Dans cette sortie d’Alex Nguepi qui est par ailleurs un ancien militant du MRC, il est clair que la défaite de Willy Mengué pourrait pourrait prendre une autre tournure pour le parti politique.
La décision contre Willy Mengué ressemble à une victoire. Attention : c’est peut-être le contraire.
Le juge des référés statue dans l’urgence, sur la forme, pas sur le fond. Willy Mengué a perdu une bataille, mais pas la guerre. Il peut encore saisir d’autres juridictions et faire traîner la procédure, en veillant à ce qu’une décision soit rendue en sa faveur à la veille des dépôts de dossiers.
Vous devez comprendre que la démission du Pr Maurice Kamto devait permettre d’anticiper les actes de Willy Mengué et compagnies et de tendre des pièges à la dictature. En effet, si Willy Mengué avait gagné le procès et qu’un administrateur ad hoc avait été nommé par le juge pour organiser les élections internes et remettre le parti en ordre de marche, le timing restait bon pour que le MRC investisse ses candidats aux élections locales et législatives.
Or, avec la défaite de Willy Mengué, pas d’administrateur ad hoc.
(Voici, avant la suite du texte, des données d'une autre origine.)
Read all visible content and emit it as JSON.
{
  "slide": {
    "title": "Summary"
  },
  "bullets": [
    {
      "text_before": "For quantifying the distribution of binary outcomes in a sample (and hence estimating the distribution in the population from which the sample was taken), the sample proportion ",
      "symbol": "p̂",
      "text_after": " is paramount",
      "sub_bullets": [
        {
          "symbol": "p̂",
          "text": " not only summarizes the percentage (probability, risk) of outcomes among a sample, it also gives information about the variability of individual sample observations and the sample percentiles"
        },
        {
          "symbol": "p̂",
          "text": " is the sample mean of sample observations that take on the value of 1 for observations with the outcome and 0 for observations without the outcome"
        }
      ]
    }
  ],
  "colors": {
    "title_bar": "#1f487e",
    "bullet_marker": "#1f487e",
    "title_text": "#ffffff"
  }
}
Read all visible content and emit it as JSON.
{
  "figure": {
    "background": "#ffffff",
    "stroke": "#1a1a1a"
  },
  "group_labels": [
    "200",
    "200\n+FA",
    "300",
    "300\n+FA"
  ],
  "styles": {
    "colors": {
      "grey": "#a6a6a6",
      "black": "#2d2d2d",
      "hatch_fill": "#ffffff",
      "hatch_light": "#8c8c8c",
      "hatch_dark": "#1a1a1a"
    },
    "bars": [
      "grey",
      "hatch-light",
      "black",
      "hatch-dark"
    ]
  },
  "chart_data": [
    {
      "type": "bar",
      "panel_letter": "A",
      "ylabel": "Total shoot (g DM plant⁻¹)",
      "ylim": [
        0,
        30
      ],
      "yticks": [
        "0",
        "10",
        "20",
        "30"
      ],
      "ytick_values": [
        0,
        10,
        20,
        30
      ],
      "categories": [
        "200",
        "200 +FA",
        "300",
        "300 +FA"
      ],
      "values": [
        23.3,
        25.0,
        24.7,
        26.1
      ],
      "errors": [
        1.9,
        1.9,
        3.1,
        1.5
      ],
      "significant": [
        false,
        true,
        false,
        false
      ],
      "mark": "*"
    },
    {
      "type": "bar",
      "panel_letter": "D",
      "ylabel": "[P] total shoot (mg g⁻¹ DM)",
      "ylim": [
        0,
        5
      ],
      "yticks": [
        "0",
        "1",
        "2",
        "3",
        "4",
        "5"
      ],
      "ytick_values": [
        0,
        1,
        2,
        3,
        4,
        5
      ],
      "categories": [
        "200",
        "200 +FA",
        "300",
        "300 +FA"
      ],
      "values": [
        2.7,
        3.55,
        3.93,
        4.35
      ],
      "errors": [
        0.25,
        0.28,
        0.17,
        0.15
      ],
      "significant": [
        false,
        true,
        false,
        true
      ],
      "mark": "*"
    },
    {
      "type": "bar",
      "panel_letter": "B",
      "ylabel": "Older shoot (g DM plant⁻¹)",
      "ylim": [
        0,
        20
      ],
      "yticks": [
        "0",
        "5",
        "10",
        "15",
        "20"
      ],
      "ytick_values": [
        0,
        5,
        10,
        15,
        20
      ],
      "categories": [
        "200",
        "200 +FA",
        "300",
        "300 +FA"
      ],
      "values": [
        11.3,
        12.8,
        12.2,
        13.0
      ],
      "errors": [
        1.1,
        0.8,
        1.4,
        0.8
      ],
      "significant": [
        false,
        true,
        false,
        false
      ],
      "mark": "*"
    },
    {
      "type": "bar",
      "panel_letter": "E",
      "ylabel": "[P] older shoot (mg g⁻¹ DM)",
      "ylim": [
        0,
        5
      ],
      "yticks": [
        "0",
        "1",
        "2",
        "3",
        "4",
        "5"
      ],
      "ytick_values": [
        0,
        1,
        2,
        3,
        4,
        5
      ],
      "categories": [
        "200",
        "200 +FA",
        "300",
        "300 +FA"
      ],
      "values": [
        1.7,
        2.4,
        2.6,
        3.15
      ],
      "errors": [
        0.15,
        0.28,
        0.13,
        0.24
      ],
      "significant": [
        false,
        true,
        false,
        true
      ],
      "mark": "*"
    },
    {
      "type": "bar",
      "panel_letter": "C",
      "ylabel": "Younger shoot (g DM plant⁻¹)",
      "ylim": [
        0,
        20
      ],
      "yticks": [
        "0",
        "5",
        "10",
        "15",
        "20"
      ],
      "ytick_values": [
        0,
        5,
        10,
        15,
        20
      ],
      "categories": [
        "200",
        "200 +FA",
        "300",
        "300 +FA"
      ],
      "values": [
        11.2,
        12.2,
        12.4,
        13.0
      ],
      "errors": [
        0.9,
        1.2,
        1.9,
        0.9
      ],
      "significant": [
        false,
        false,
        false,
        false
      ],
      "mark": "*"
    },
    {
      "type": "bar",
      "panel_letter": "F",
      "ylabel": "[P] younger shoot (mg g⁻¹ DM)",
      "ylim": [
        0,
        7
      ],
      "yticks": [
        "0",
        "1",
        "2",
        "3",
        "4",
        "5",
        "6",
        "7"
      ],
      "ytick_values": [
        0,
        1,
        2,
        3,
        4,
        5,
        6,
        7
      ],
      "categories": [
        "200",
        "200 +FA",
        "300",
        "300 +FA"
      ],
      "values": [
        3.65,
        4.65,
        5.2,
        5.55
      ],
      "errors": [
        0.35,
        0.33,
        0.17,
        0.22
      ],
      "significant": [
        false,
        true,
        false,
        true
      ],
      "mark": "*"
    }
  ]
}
Le congrès peut être attaqué, les investitures risquent d’être compromises, donc pas de MRC prêt pour 2027.
Soyez-en sûrs : les décisions issues du congrès seront attaquées par Okala Ebode ou Willy Mengué, ce qui pourrait donner à la justice le prétexte de rendre des décisions en défaveur du MRC juste à la veille des élections.
En résumé, la défaite de Willy Mengué pourrait donc devenir une victoire empoisonnée pour le MRC.
La vérité est que le régime a peur d’une coalition MRC-SDF-PCRN-UDC-FSNC, alors ils sont prêts à tout.
D’ailleurs, le scénario est connu, il a déjà servi : faire traîner une procédure jusqu’à la convocation du corps électoral, puis rendre une décision de justice à la dernière seconde, dans le but final de faire invalider les candidatures du MRC.
Kah Walla l’a vécu en 2018. Résultat : son parti absent des locales de 2020. Elle a eu raison… en 2022. Trop tard. L’échéance était passée. N’oubliez jamais que notre justice est une justice aux ordres.
Ils veulent vous laisser croire, à travers cette petite victoire, qu’on a une justice efficace. Si c’est le cas, posez-vous une question simple : si la justice était vraiment impartiale, pourquoi Bibou Nissack, Alain Fogue, Raymond Cotta et Jean-Bertrand Mang sont-ils toujours détenus, parfois sans jugement ?
Vous devez rester lucides. Il est urgent que le MRC prenne rapidement des mesures, à savoir :
Organiser le congrès sans délai
Installer la nouvelle direction
Lancer les investitures immédiatement
Mobiliser les juristes pour faire traîner les décisions de justice, afin qu’elles ne soient rendues qu’après les élections locales et législatives à venir, car une fois les listes validées et les élus installés, il sera trop tard pour revenir en arrière.
Laissez les présidents Régionaux signer les investitures. Sachez une chose : le président Maurice Kamto a fait sa part. Il a démissionné, posé un acte fort. Si le MRC n’est pas prêt en 2027, la responsabilité ne sera pas la sienne.
Les maires RDPC de Douala et Yaoundé le savent : une opposition unie peut les battre. Écarter le MRC aujourd’hui, c’est leur meilleure arme pour voler les élections demain. Notre objectif dans l’opposition est clair : 0 député RDPC, 180 députés pour l’opposition, 300 mairies conquises.
MRC, ne vous endormez pas. L’ombre travaille contre vous pendant que vous célébrez une fausse victoire. Restez concentrés.